Camere di commercio di Latina e Frosinone al centro di un progetto di fusione che rischia di finire in un grande “bluff”.
A dicembre il presidente della Regione Lazio, Nicola Zingaretti, ha firmato il decreto con cui si dà l’input per procedere alla nascita di un Ente camerale unico.
La sede legale sarà a Latina mentre a Frosinone ci sarà quella operativa.
Da qui è iniziato quello che si potrebbe definire un vero e proprio derby tra le due province mirato più a distogliere l’attenzione dal cuore nevralgico della questione, che ad affrontarlo con la serietà che richiede.
Si gioca, con un battage mediatico evidentemente mirato e voluto da qualcuno, a rendere un passaggio che comunque non sarà indolore, un mero gioco di poltrone.
I nomi si susseguono, solo su certa stampa ovviamente, per fare confusione. Si gettano nomi, non ultimo quello dell’attuale presidente di Confcommercio, Giovanni Acampora, come se nulla fosse in un gioco che non interessa e non appassiona.
Non interessa perché su tutto grava il pronunciamento della Corte costituzionale sulla riduzione del numero degli Enti camerali previsto ad aprile 2020.
I giudici della Corte Costituzionale potrebbero, infatti, cancellare la riforma facendo cadere gli accorpamenti decisi in tutta Italia.
Tra cui quello degli Enti camerali di Latina e Frosinone.
Nel mezzo resta un Ente, la Camera di commercio, che dovrebbe garantire allo sviluppo economico del territorio di cui è espressione.
Dovrebbe dare voce alle imprese e gambe forti per creare un sistema economico competitivo e capace di porsi sui mercati nazionali ed internazionali all’insegna delle eccellenze che rappresentano.
Che dovrebbe agire, nell’interesse delle imprese che rappresenta, per mettere in campo sinergie e strategie per una crescita che è ferma ad anni di un commissariamento che da straordinario è diventato ordinario.
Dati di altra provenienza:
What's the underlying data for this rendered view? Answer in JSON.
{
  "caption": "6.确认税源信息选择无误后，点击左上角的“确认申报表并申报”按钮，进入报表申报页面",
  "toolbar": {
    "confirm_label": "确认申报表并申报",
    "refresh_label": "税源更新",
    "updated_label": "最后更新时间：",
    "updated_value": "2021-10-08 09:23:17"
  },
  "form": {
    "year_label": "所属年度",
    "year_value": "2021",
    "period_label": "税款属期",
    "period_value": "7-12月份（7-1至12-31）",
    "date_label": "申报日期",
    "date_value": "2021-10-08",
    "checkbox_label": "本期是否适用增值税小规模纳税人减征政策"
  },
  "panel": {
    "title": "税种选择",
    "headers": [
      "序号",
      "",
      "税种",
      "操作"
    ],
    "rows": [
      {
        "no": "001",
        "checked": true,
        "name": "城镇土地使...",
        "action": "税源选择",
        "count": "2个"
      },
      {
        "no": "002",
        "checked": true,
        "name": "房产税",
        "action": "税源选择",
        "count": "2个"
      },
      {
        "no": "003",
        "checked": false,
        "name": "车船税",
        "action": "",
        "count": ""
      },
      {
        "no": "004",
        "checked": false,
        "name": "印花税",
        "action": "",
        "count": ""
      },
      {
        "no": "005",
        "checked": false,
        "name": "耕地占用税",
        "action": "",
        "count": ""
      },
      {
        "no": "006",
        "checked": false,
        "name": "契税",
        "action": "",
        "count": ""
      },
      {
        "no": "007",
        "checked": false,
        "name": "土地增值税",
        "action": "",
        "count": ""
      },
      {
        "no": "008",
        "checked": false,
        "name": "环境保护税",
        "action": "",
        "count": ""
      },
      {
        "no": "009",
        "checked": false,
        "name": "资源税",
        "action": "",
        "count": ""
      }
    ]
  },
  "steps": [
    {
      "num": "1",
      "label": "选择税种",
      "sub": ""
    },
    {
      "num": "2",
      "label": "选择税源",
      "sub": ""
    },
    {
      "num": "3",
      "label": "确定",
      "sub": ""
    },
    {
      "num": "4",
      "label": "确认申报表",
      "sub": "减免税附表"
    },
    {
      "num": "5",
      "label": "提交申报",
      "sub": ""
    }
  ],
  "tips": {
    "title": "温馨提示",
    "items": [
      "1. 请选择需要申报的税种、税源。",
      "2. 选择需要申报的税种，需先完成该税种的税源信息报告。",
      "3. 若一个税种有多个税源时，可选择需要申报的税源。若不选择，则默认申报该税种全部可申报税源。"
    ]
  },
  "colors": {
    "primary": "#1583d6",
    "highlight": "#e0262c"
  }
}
Oggi creare un solo Ente camerale per due province rischia di gettare all’aria posti di lavoro, di allontanare servizi e rappresentatività dai territori in cui le aziende operano in nome e per conto di risparmi che potrebbero non verificarsi come accaduto nel caso delle Province ridotte ad inutili Enti di II livello incapaci di rispondere alle effettive esigenze dei territori.
Su questo il dibattito inerente un’eventuale fusione dovrebbe intervenire con la concretezza che le imprese richiedono, con un programma di azioni concrete da mettere in campo per territori devastati da una crisi che continua a far abbassare le serrande e a lasciare vuoti incolmabili sul piano dell’occupazione e dell’efficienza di un sistema economico agli sgoccioli.
E’ da 2017 che il processo di riordino delle Camere di commercio doveva essere compiuto.
Dopo tre anni siamo a quello che sembra l’ennesimo grande bluff.